Recensione della trasposizione cinematografica della serie di videogiochi omonima della Capcom.
di Matteo Berta
Il regista Paul W.S. Anderson, dopo aver realizzato una notevole quantità di film fatiscenti sempre al limite del B-movie, decide di non compiere alcuna svolta e torna a dirigere, scrivere e produrre una pellicola estremamente sopra le righe in ogni elemento produttivo, trascinandosi dal festival dei non-morti di Resident Evil la sua fedele protagonista Milla Jovovich, in questo caso impegnata con mostroni dell’altro mondo.
Trasporre al cinema un videogioco è difficile e nella maggior parte dei casi si è quasi sempre dimostrato fallimentare. Portare sul grande schermo un brand videoludico con alle spalle una fanbase corposa è assimilabile a un tentativo di suicidio, farlo volutamente male è la via più breve per la forca mediatica. Il film è di produzione in parte orientale (Toho), ma dopo poco è stato ritirato dalle sale cinesi per una questione legata a determinate “situazioni” offensive che sinceramente fatichiamo a ricordare. Potremmo ipotizzare in chiave ironica il fatto che sia offensivo per il cinema, ma non vogliamo esagerare.
Monster Hunter di Paul W. S. Anderson è esattamente ciò che ti aspetti, il problema è che ti aspetti una cosa brutta. La pellicola sembra essere stata scritta da uno sceneggiatore alticcio negli anni novanta, intenzionato a dirigere un crossover tra Starship Troopers e Tremors, con una certa predilezione per il misticismo archeologico. Il montatore è un risparmiatore, perché non vuole buttar via nessuno shot e allora si inventa un montaggio frenetico che sia in grado di condensare in un’ora e quaranta di film tutte le inquadrature girate, ottenendo una sorta di videoclip sconclusionato e abbastanza ignorante.

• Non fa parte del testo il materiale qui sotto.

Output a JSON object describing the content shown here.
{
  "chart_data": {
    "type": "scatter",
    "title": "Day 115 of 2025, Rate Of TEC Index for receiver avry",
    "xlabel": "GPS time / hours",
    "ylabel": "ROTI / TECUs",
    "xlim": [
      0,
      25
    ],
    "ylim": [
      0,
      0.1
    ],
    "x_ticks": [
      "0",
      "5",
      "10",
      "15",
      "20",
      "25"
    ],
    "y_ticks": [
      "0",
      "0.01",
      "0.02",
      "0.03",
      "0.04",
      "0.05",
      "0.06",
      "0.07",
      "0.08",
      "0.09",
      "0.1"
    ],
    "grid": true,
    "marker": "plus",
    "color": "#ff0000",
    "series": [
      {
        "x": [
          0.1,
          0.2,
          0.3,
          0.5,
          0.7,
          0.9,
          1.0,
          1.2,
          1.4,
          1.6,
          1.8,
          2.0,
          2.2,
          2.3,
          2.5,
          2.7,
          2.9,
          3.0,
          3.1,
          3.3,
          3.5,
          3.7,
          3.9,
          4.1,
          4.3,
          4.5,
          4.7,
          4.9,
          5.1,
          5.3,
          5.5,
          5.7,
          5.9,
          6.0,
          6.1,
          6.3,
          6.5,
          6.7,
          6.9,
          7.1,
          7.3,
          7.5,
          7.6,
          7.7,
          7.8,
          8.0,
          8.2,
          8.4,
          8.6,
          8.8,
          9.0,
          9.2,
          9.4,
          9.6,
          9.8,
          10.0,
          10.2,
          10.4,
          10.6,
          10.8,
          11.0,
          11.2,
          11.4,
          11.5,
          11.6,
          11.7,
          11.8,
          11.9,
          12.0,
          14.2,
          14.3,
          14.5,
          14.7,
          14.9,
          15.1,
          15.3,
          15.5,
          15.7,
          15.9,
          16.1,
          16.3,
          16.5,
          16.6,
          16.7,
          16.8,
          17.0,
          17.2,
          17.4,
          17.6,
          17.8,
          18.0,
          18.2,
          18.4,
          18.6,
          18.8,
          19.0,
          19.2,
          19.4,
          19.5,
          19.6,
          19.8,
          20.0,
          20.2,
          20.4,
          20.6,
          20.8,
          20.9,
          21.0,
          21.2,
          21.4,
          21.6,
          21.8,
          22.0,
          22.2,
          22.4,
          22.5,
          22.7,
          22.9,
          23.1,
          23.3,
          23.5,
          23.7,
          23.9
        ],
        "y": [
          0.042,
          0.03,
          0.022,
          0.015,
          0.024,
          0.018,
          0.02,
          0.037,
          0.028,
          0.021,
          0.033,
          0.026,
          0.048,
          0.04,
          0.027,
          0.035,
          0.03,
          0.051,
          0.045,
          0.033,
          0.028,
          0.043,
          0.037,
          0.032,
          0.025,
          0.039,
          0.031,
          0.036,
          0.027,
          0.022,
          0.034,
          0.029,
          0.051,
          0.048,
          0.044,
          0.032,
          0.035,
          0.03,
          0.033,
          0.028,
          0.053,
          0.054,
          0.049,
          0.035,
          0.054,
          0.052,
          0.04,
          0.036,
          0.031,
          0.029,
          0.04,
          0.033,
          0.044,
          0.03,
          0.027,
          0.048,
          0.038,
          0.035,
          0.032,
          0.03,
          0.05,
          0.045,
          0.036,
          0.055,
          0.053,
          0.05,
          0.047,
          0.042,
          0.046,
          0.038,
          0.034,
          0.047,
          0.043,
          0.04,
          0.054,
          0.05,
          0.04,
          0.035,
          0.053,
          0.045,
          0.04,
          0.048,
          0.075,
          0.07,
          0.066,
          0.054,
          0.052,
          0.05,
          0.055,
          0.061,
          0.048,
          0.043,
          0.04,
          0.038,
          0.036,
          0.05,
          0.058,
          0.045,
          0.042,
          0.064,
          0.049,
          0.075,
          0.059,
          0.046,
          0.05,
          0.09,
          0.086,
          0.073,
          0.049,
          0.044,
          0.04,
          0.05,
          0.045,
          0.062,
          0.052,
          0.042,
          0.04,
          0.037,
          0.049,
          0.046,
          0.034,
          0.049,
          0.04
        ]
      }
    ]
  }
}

La possibilità di interpretare il gioco di ruolo videoludico a piacimento ha reso la sceneggiatura a cavallo tra un mani-avantismo, dettato dal timore di essere attaccati dai gamer, e una sfrontatezza dettata dalla consapevolezza di una produzione che di partenza non pretende un target troppo ampio o dai gusti sofisticati. Le strutture narrative sono banali e l’originalità non la troviamo nemmeno nei mostri, vero focus di questa recensione, che anche in questo caso cercano di omaggiare il prodotto di riferimento. Le creature tentano di distinguersi in alcuni elementi, ma non si azzardano a innovare Nonostante alcuni videogiocatori abbiano criticato delle differenze evidenti (Diablos che teme il fuoco), in linea generale gli appassionati del franchise hanno percepito un denominatore comune di fedeltà alla mitologia del gioco.
Ci troviamo di fronte all’ennesimo rifacimento filmico di un videogioco che non trova una propria collocazione per paura di fare delle scelte artistiche forti. Il film passerà inosservato, e da amanti dei mostri ci dispiace che questo possa accadere, seppure ci sia un evidente deficit di qualità. Siamo in un periodo in cui la distribuzione delle pellicole (compresa questa) fatica a decollare ed è molto probabile che produzioni di questo tipo finiscano in fondo a qualche sezione non troppo targhetizzata delle odierne piattaforme streaming.
In ogni caso, sempre e comunque, che il gentile lettore mostrifero lo veda.